The next phase in the Bitcoin revolution will be the standardization of the exchanges where in fact the coins are traded. Bitcoin happens to be in the Wild West prospector days of its evolution. The world has agreed that a Bitcoin provides a stored measure of value in the same way that gold and silver have through the entire ages. Like gold and silver, Bitcoin is worth what your partner is willing to pay you for it. This has resulted in cheating since trading began. Crooked scales and filled ore all became portion of the norm as both miners and the assayers sought to pad their bottom lines. This resulted in governmental oversight and the creation of centralized exchanges.
The Bitcoin dream has gone to police its community and remain beyond the physical scrutiny of any global government. The Utopian dream was shattered a month ago when Mt. Gox, undoubtedly the largest Bitcoin exchange, shut down because of security breach and theft of approximately $300 million worth of Bitcoin. Customers who had Bitcoin on deposit with Mt. Gox still do not know how much they’ll get back. The issues at Mt. Gox lay bare the cyber security argument. Surprisingly, Bitcoin as a currency shows remarkable resilience. This resilience could very well be just the boost needed to legitimize the currency and the lean towards governmental involvement that could actually help this fledgling store of value soar to its mainstream potential.

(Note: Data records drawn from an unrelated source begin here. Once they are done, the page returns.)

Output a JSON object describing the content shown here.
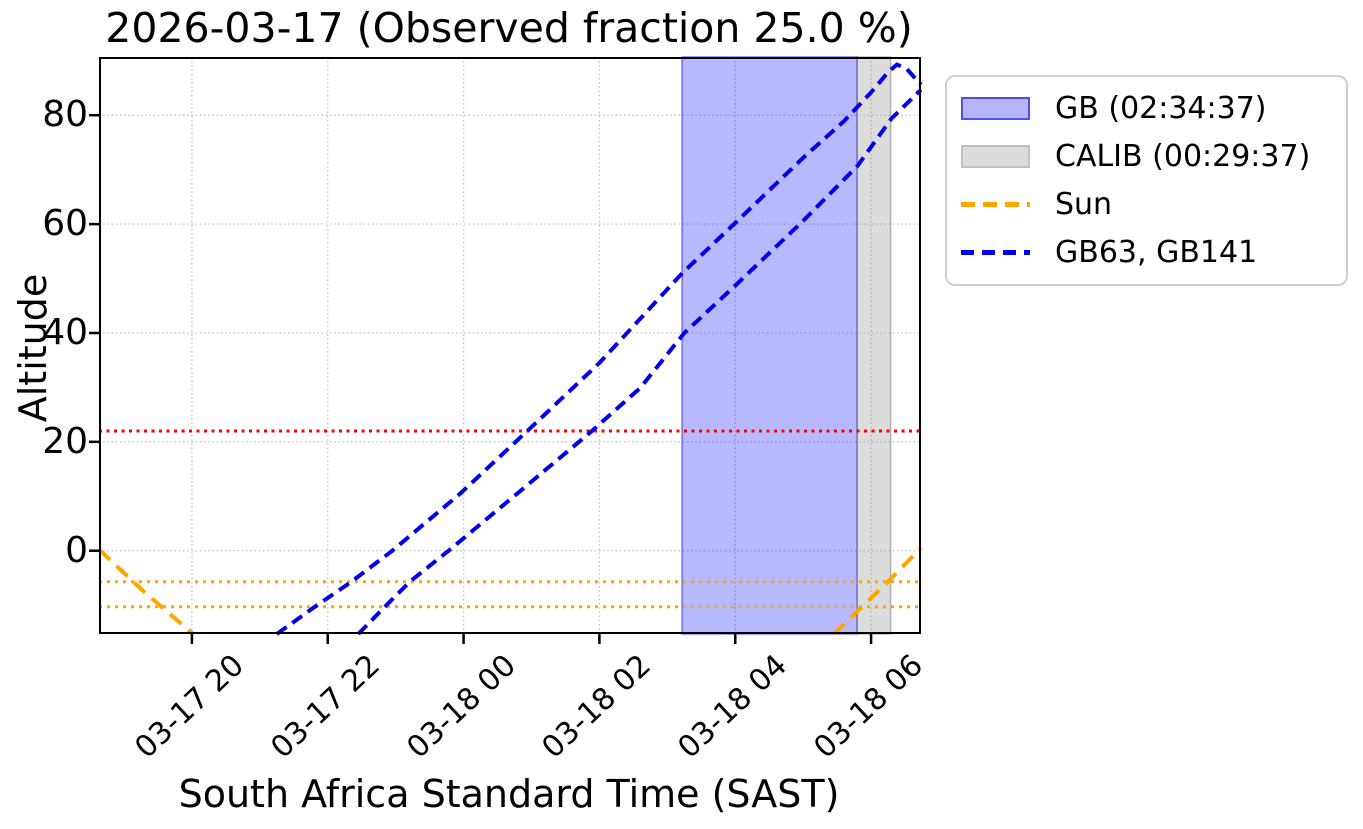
{
  "chart_data": {
    "type": "line",
    "title": "2026-03-17 (Observed fraction 25.0 %)",
    "xlabel": "South Africa Standard Time (SAST)",
    "ylabel": "Altitude",
    "x_unit": "hours since 2026-03-17 00:00 SAST",
    "xlim": [
      18.632,
      30.735
    ],
    "ylim": [
      -15.3,
      90.7
    ],
    "grid": true,
    "grid_color": "#c4c4c4",
    "x_ticks": [
      {
        "t": 20,
        "label": "03-17 20"
      },
      {
        "t": 22,
        "label": "03-17 22"
      },
      {
        "t": 24,
        "label": "03-18 00"
      },
      {
        "t": 26,
        "label": "03-18 02"
      },
      {
        "t": 28,
        "label": "03-18 04"
      },
      {
        "t": 30,
        "label": "03-18 06"
      }
    ],
    "y_ticks": [
      {
        "v": 0,
        "label": "0"
      },
      {
        "v": 20,
        "label": "20"
      },
      {
        "v": 40,
        "label": "40"
      },
      {
        "v": 60,
        "label": "60"
      },
      {
        "v": 80,
        "label": "80"
      }
    ],
    "bands": [
      {
        "name": "GB",
        "duration": "02:34:37",
        "from": 27.217,
        "to": 29.794,
        "fill": "rgba(0,0,255,0.28)",
        "edge": "rgba(40,40,235,0.6)"
      },
      {
        "name": "CALIB",
        "duration": "00:29:37",
        "from": 29.794,
        "to": 30.288,
        "fill": "rgba(128,128,128,0.28)",
        "edge": "rgba(128,128,128,0.55)"
      }
    ],
    "hlines": [
      {
        "name": "altitude-limit",
        "y": 22,
        "color": "#ff0000",
        "width": 3,
        "dash": [
          3,
          4.5
        ]
      },
      {
        "name": "sun-twilight-upper",
        "y": -5.7,
        "color": "#ffa500",
        "width": 3,
        "dash": [
          3,
          5
        ]
      },
      {
        "name": "sun-twilight-lower",
        "y": -10.3,
        "color": "#ffa500",
        "width": 3,
        "dash": [
          3,
          5
        ]
      }
    ],
    "series": [
      {
        "name": "Sun",
        "color": "#ffa500",
        "width": 4,
        "dash": [
          15,
          9
        ],
        "segments": [
          [
            [
              18.632,
              0.2
            ],
            [
              19.3,
              -7.6
            ],
            [
              20.02,
              -15.3
            ]
          ],
          [
            [
              29.45,
              -15.3
            ],
            [
              30.2,
              -6.3
            ],
            [
              30.735,
              0.5
            ]
          ]
        ]
      },
      {
        "name": "GB63, GB141",
        "color": "#0000ee",
        "width": 4,
        "dash": [
          12,
          7
        ],
        "segments": [
          [
            [
              21.25,
              -15.3
            ],
            [
              21.81,
              -10.3
            ],
            [
              22.35,
              -5.7
            ],
            [
              22.95,
              0.0
            ],
            [
              23.95,
              10.5
            ],
            [
              24.92,
              21.8
            ],
            [
              26.0,
              34.5
            ],
            [
              27.22,
              51.0
            ],
            [
              28.0,
              60.2
            ],
            [
              29.0,
              72.2
            ],
            [
              29.6,
              78.9
            ],
            [
              30.0,
              84.2
            ],
            [
              30.25,
              87.9
            ],
            [
              30.38,
              89.3
            ],
            [
              30.52,
              88.6
            ],
            [
              30.735,
              85.6
            ]
          ],
          [
            [
              22.45,
              -15.3
            ],
            [
              22.84,
              -10.3
            ],
            [
              23.21,
              -5.7
            ],
            [
              23.78,
              0.0
            ],
            [
              24.8,
              10.6
            ],
            [
              25.87,
              21.8
            ],
            [
              26.6,
              29.9
            ],
            [
              27.25,
              40.0
            ],
            [
              28.0,
              48.7
            ],
            [
              29.0,
              60.6
            ],
            [
              29.8,
              70.7
            ],
            [
              30.3,
              79.4
            ],
            [
              30.735,
              84.7
            ]
          ]
        ]
      }
    ],
    "legend": [
      {
        "label": "GB (02:34:37)",
        "swatch": "patch",
        "fill": "#b5b5f7",
        "edge": "#5050f0"
      },
      {
        "label": "CALIB (00:29:37)",
        "swatch": "patch",
        "fill": "#dcdcdc",
        "edge": "#c0c0c0"
      },
      {
        "label": "Sun",
        "swatch": "line",
        "color": "#ffa500",
        "dash": [
          14,
          8
        ]
      },
      {
        "label": "GB63, GB141",
        "swatch": "line",
        "color": "#0000ee",
        "dash": [
          13,
          8
        ]
      }
    ]
  }
}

The timing of the Mt. Gox incident may end up being a boon for the currency. Tera Group, out of Summit New Jersey, already had proposed a bilateral agreement to the Commodity Trading Futures Commission (CFTC) to begin trading Bitcoins through a swap-execution facility or, centralized exchange. The vast majority of commercial currency trading is performed through swaps agreements which explains why we follow the commercial traders in our own trading. A swap agreement is actually an insurance policy that provides a guaranteed value at a specific point in time to protect against currency fluctuations. It’s what the commodity exchanges are founded on. The swap markets are the superhighways of the financial industry. They process massive volumes while collecting a small toll on each transaction. Therefore, the price on the individual swap is small however the sheer level of swaps processed makes it an enormous revenue source for several of the major banks.

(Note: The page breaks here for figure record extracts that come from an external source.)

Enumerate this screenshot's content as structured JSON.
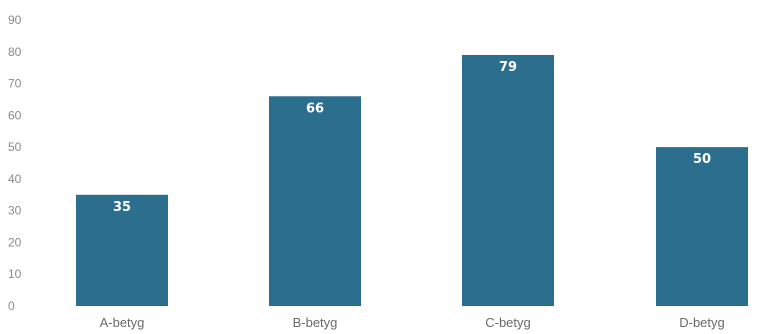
{
  "chart_data": {
    "type": "bar",
    "categories": [
      "A-betyg",
      "B-betyg",
      "C-betyg",
      "D-betyg"
    ],
    "values": [
      35,
      66,
      79,
      50
    ],
    "data_labels": [
      "35",
      "66",
      "79",
      "50"
    ],
    "ylim": [
      0,
      90
    ],
    "yticks": [
      0,
      10,
      20,
      30,
      40,
      50,
      60,
      70,
      80,
      90
    ],
    "ytick_labels": [
      "0",
      "10",
      "20",
      "30",
      "40",
      "50",
      "60",
      "70",
      "80",
      "90"
    ],
    "grid": false,
    "legend": "none",
    "bar_color": "#2c6e8e"
  }
}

The CFTC has yet to comment on Tera Group’s proposal. We commented in November that Bitcoin had transcended novelty status and that the revenue pool was becoming too large for global banks to ignore. Bitcoin’s resilience when confronted with the Mt. Gox debacle is a testament to the energy of a worldwide grassroots movement. Bitcoin must have plunged around the world as owners of Bitcoins tried to exchange them for hard currency. The market’s response turned out to be very orderly. While prices did fall over the board, the market appeared to understand that it was an individual company’s problem and was therefore confined to Mt. Gox customers’ ability to get their money out. Subsequently, Bitcoin prices have stabilized around $585. That is well off the December high of $1,200 but very close to the average price for the last six months.
The last coincidentally timed piece of the structural transformation from Bitcoin as an anarchist, alternative store of value that exists beyond your institutionalized financial industry to being integrated into that same financial system is its ability to be taxed by the offline governments it was developed to circumvent. The Internal Revenue Service finally decided enough will do also it wants its cut. The IRS has declared Bitcoin as property instead of currency and is therefore at the mercy of property laws rather than currency laws. This allows the IRS to obtain their share while legitimizing the necessity for a central exchange to ascertain value. In addition, it eliminates arguments with the U.S. Bitcoin Revolution and Congress over legal tender issues. It’s simply valued as a good that may be exchanged for other goods and services, barter.
Bitcoin is really a global marketplace executing transactions on an electric network. That sounds a lot like the forex markets. Industry regulators and the banking industry are likely to quickly find that the failure of Mt. Gox has done more to encourage the individual resolve of global Bitcoin users rather than ending this upstart’s existence. Private users of Bitcoin will clamor for the federal government to protect its folks from crooked exchanges just as farmers were cheated in the grain trade of ancient Egypt or gold and cattle by assayers and stockyards in the open West. Tera Group may be in the proper place at the proper time with the right idea as Bitcoin may have proven itself to be self-sustaining at the retail level. Institutional and legal structures are being put in place to keep its evolution because the financial industry is left to determine how to monetize it.